Another note that I hasten to add is as follows: the courts have previously upheld Rules prohibiting short-term tenancies even in cases where the Declaration doesn’t contain any “single family” provision, but rather says that the units can only be used for “residential purposes”. In my view, some of the reasoning in the OCSCC 961 decision (for instance, the reference to “commercial use”) might also be helpful in those situations. Anyway, my point is that even if your Declaration doesn’t include a “single family” provision, you might still be able to pass and enforce a Rule against short-term tenancies. This is something that may depend upon the specific wording of the Declaration in each case.
The OCSCC 961 decision also contains some other interesting findings. For instance:
- The Court said: “In the absence of a definition in the condominium documents of what constitutes a ‘single family’, the courts have defined a ‘family’ as a ‘social unit consisting of parent(s) and their children, whether natural or adopted, and includes other relatives if living with the primary group’”. So this is another reminder that condominium corporations with “single family” provisions in their Declarations should consider establishing a definition of family, perhaps by Rule. Otherwise, the above definition from the courts – which is an extremely narrow definition – may apply!

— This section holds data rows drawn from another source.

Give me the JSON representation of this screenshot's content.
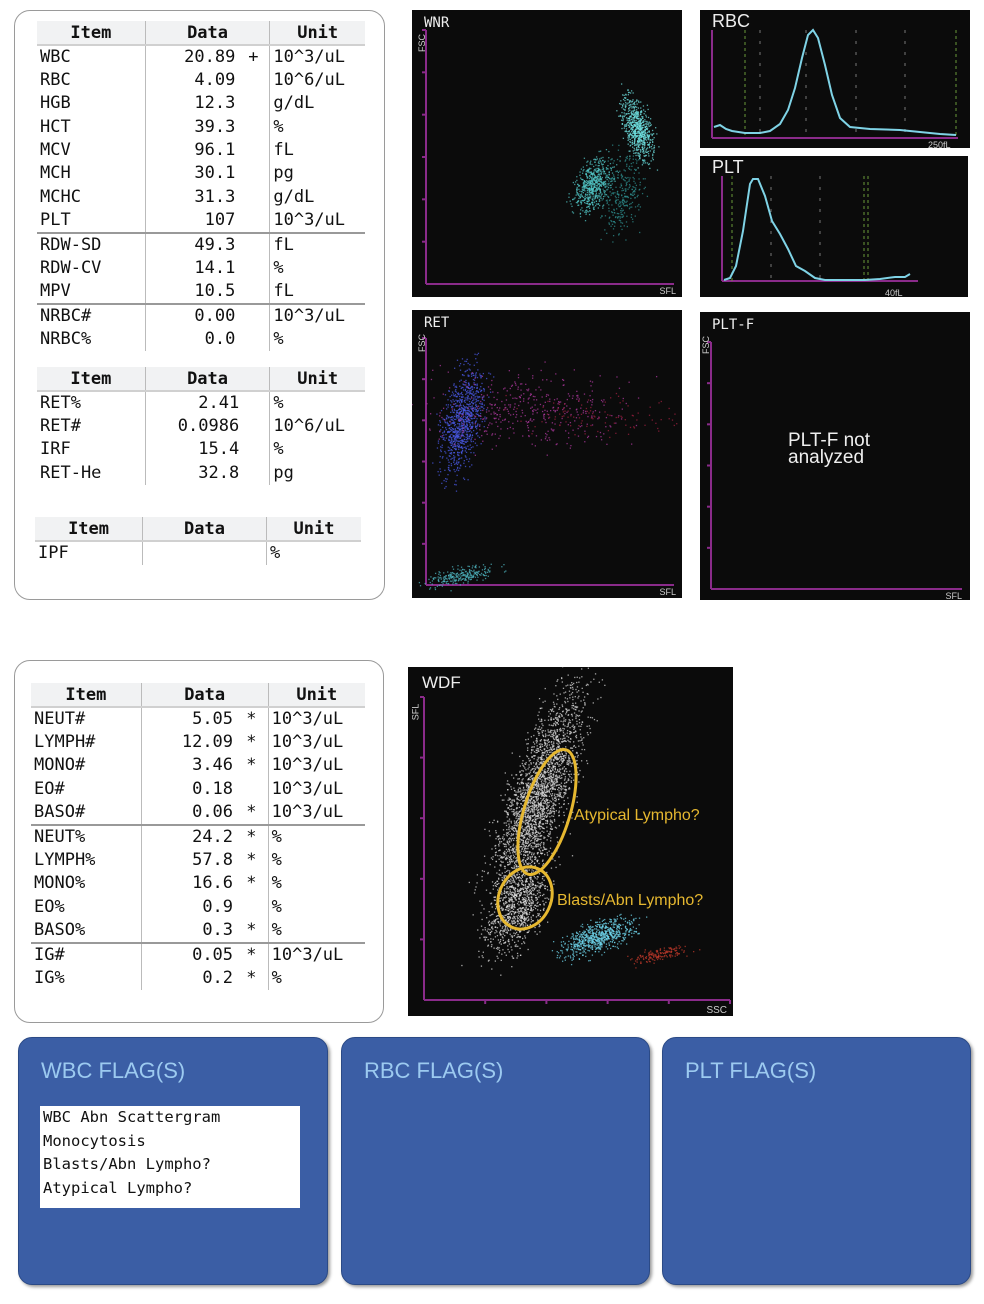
{
  "cbc_table": {
    "headers": [
      "Item",
      "Data",
      "Unit"
    ],
    "rows": [
      {
        "item": "WBC",
        "data": "20.89",
        "flag": "+",
        "unit": "10^3/uL"
      },
      {
        "item": "RBC",
        "data": "4.09",
        "flag": "",
        "unit": "10^6/uL"
      },
      {
        "item": "HGB",
        "data": "12.3",
        "flag": "",
        "unit": "g/dL"
      },
      {
        "item": "HCT",
        "data": "39.3",
        "flag": "",
        "unit": "%"
      },
      {
        "item": "MCV",
        "data": "96.1",
        "flag": "",
        "unit": "fL"
      },
      {
        "item": "MCH",
        "data": "30.1",
        "flag": "",
        "unit": "pg"
      },
      {
        "item": "MCHC",
        "data": "31.3",
        "flag": "",
        "unit": "g/dL"
      },
      {
        "item": "PLT",
        "data": "107",
        "flag": "",
        "unit": "10^3/uL"
      },
      {
        "item": "RDW-SD",
        "data": "49.3",
        "flag": "",
        "unit": "fL",
        "sep": true
      },
      {
        "item": "RDW-CV",
        "data": "14.1",
        "flag": "",
        "unit": "%"
      },
      {
        "item": "MPV",
        "data": "10.5",
        "flag": "",
        "unit": "fL"
      },
      {
        "item": "NRBC#",
        "data": "0.00",
        "flag": "",
        "unit": "10^3/uL",
        "sep": true
      },
      {
        "item": "NRBC%",
        "data": "0.0",
        "flag": "",
        "unit": "%"
      }
    ]
  },
  "ret_table": {
    "headers": [
      "Item",
      "Data",
      "Unit"
    ],
    "rows": [
      {
        "item": "RET%",
        "data": "2.41",
        "flag": "",
        "unit": "%"
      },
      {
        "item": "RET#",
        "data": "0.0986",
        "flag": "",
        "unit": "10^6/uL"
      },
      {
        "item": "IRF",
        "data": "15.4",
        "flag": "",
        "unit": "%"
      },
      {
        "item": "RET-He",
        "data": "32.8",
        "flag": "",
        "unit": "pg"
      }
    ]
  },
  "ipf_table": {
    "headers": [
      "Item",
      "Data",
      "Unit"
    ],
    "rows": [
      {
        "item": "IPF",
        "data": "",
        "flag": "",
        "unit": "%"
      }
    ]
  },
  "diff_table": {
    "headers": [
      "Item",
      "Data",
      "Unit"
    ],
    "rows": [
      {
        "item": "NEUT#",
        "data": "5.05",
        "flag": "*",
        "unit": "10^3/uL"
      },
      {
        "item": "LYMPH#",
        "data": "12.09",
        "flag": "*",
        "unit": "10^3/uL"
      },
      {
        "item": "MONO#",
        "data": "3.46",
        "flag": "*",
        "unit": "10^3/uL"
      },
      {
        "item": "EO#",
        "data": "0.18",
        "flag": "",
        "unit": "10^3/uL"
      },
      {
        "item": "BASO#",
        "data": "0.06",
        "flag": "*",
        "unit": "10^3/uL"
      },
      {
        "item": "NEUT%",
        "data": "24.2",
        "flag": "*",
        "unit": "%",
        "sep": true
      },
      {
        "item": "LYMPH%",
        "data": "57.8",
        "flag": "*",
        "unit": "%"
      },
      {
        "item": "MONO%",
        "data": "16.6",
        "flag": "*",
        "unit": "%"
      },
      {
        "item": "EO%",
        "data": "0.9",
        "flag": "",
        "unit": "%"
      },
      {
        "item": "BASO%",
        "data": "0.3",
        "flag": "*",
        "unit": "%"
      },
      {
        "item": "IG#",
        "data": "0.05",
        "flag": "*",
        "unit": "10^3/uL",
        "sep": true
      },
      {
        "item": "IG%",
        "data": "0.2",
        "flag": "*",
        "unit": "%"
      }
    ]
  },
  "plots": {
    "wnr": {
      "title": "WNR",
      "y_axis": "FSC",
      "x_axis": "SFL"
    },
    "rbc": {
      "title": "RBC",
      "x_max_label": "250fL"
    },
    "plt": {
      "title": "PLT",
      "x_max_label": "40fL"
    },
    "ret": {
      "title": "RET",
      "y_axis": "FSC",
      "x_axis": "SFL"
    },
    "pltf": {
      "title": "PLT-F",
      "y_axis": "FSC",
      "x_axis": "SFL",
      "message": "PLT-F not analyzed"
    },
    "wdf": {
      "title": "WDF",
      "y_axis": "SFL",
      "x_axis": "SSC",
      "annotations": [
        "Atypical Lympho?",
        "Blasts/Abn Lympho?"
      ]
    }
  },
  "flags": {
    "wbc": {
      "title": "WBC FLAG(S)",
      "items": [
        "WBC Abn Scattergram",
        "Monocytosis",
        "Blasts/Abn Lympho?",
        "Atypical Lympho?"
      ]
    },
    "rbc": {
      "title": "RBC FLAG(S)"
    },
    "plt": {
      "title": "PLT FLAG(S)"
    }
  },
  "colors": {
    "flag_panel": "#3b5ea5",
    "flag_title": "#9ccaf0",
    "axis": "#8a2b8a",
    "histogram": "#7fd3e6",
    "annotation": "#e6b830"
  }
}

- The Court also confirmed, as has been held in previous cases, that mandatory mediation and arbitration (under Section 132 of the Condominium Act, 1998) does not apply when the dispute involves any parties other than the condominium corporation and the owner. In this case, the owner had incorporated a company to manage and lease the unit; and the Court held that this company was a necessary party to the dispute. The Court also held that the owner had waived any rights to mandatory mediation and arbitration because the owner’s management company had commenced a Court Application (respecting essentially the same issues) against the condominium corporation – even though that Application had since been abandoned.
This is yet another strong decision in support of condominium corporations looking to prohibit short-term tenancies.